Le Point sur la Réforme des Retraites

2. Points de friction

  • Outre les bénéficiaires de régimes spéciaux, d’autres professions comme les avocats sont mécontents, étant jusqu’alors intégrées dans un régime autonome, excédentaire, et ne veulent pas le voir disparaitre.
  • Les opposants à la réforme estiment que celle-ci fera plus de perdants que de gagnants. Les pensions seraient, selon eux, mathématiquement moins élevées avec l’intégration dans le calcul des moins bonnes années. Ils craignent aussi que la valeur du point ne serve de variable d’ajustement budgétaire.

3. Et les Français de l’étranger ?

Certains articles introduisent des mesures susceptibles de concerner particulièrement les Français établis hors de France :

  • L’article 17 s’intéresse aux fonctionnaires dont les différentes primes composant leur rémunération n’ouvrent, jusqu’alors, aucun droit à la retraite. Cet article précise qu’un décret « fixera les modalités par lesquelles les différentes indemnités destinées à compenser la cherté de la vie en France et à l’étranger seront soumises à cotisation ». Le décret prendrait en compte « les éléments de rémunération destinés à compenser forfaitairement les charges liées aux fonctions exercées, aux conditions d’exercice de ces fonctions et aux conditions locales d’existence à l’étranger ».
  • L’article 27 instaure un « rachat de points au titre d’années pendant lesquelles les assurés ont faiblement cotisé pour leur retraite, notamment parce qu’ils auraient connu des périodes de vie à l’étranger ». Ce rachat est ouvert à ceux qui ont été à la charge d’un régime obligatoire d’assurance maladie français ou affiliés à la Caisse des Français de l’étranger pendant au moins 5 ans, et qui souhaitent acquérir des points au titre des années pendant lesquelles ils ont exercé une activité à l’étranger. Le coût de ce rachat est équivalent au surplus de retraite apporté par les points supplémentaires rachetés.
  • Pour pouvoir éventuellement bénéficier des points supplémentaires permettant le versement d’une retraite minimale, l’article 40 établit que l’assuré doit au préalable avoir fait valoir l’intégralité de ses droits acquis au titre de « régimes étrangers et d’organisations internationales ».

4. La réforme des retraites au Parlement

  • Plus de 41.000 amendements ont été déposés et il a fallu une semaine aux députés pour adopter le 1er article.

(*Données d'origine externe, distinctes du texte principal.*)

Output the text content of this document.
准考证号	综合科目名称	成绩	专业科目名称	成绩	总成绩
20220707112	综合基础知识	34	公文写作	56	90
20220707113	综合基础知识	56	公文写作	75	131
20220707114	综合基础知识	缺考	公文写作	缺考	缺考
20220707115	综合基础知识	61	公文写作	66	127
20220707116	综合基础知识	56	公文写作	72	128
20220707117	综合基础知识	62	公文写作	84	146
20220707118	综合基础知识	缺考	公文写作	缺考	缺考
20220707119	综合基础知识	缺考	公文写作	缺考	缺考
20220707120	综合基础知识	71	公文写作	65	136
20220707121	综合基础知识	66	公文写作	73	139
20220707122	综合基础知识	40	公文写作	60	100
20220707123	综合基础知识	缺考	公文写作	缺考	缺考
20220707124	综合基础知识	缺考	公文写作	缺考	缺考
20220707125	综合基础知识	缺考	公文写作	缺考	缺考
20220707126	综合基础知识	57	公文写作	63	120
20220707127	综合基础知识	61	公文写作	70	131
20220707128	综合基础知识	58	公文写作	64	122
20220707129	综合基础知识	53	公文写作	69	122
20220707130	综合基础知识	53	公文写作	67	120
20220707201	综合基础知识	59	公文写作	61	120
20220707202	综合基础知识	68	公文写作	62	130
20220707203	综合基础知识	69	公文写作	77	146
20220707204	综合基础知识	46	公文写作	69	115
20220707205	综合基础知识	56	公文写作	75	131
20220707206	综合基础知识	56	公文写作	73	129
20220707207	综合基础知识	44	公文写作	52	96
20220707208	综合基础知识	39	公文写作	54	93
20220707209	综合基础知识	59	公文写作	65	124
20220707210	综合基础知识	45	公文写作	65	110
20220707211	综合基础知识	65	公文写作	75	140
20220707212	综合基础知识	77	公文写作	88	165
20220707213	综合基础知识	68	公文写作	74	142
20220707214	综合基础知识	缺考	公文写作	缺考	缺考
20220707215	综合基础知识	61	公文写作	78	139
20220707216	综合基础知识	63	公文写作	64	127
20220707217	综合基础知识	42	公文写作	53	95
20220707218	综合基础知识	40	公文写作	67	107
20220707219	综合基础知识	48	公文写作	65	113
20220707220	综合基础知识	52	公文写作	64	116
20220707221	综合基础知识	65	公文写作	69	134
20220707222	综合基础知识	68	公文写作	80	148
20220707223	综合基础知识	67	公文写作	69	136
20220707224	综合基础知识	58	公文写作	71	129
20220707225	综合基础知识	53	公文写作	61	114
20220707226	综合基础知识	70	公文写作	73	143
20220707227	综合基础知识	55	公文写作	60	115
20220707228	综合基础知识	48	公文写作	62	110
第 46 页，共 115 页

Face à l’enlisement des débats, le gouvernement a décidé d’activer l’article 49.3 de la Constitution sur le volet ordinaire de la réforme : le texte est considéré comme adopté, sauf si une motion de censure, « déposée dans les 24 heures qui suivent » est votée. Deux ont été déposées, mais elles n’ont aucune chance de prospérer.
  • Au Sénat : une « question préalable » pourrait être votée. Il s’agit d’une procédure par laquelle les sénateurs rejettent l’ensemble du texte en discussion. Dans ce cas, le texte repartira à l’Assemblée nationale, où il fera à nouveau probablement l’objet d’un 49.3.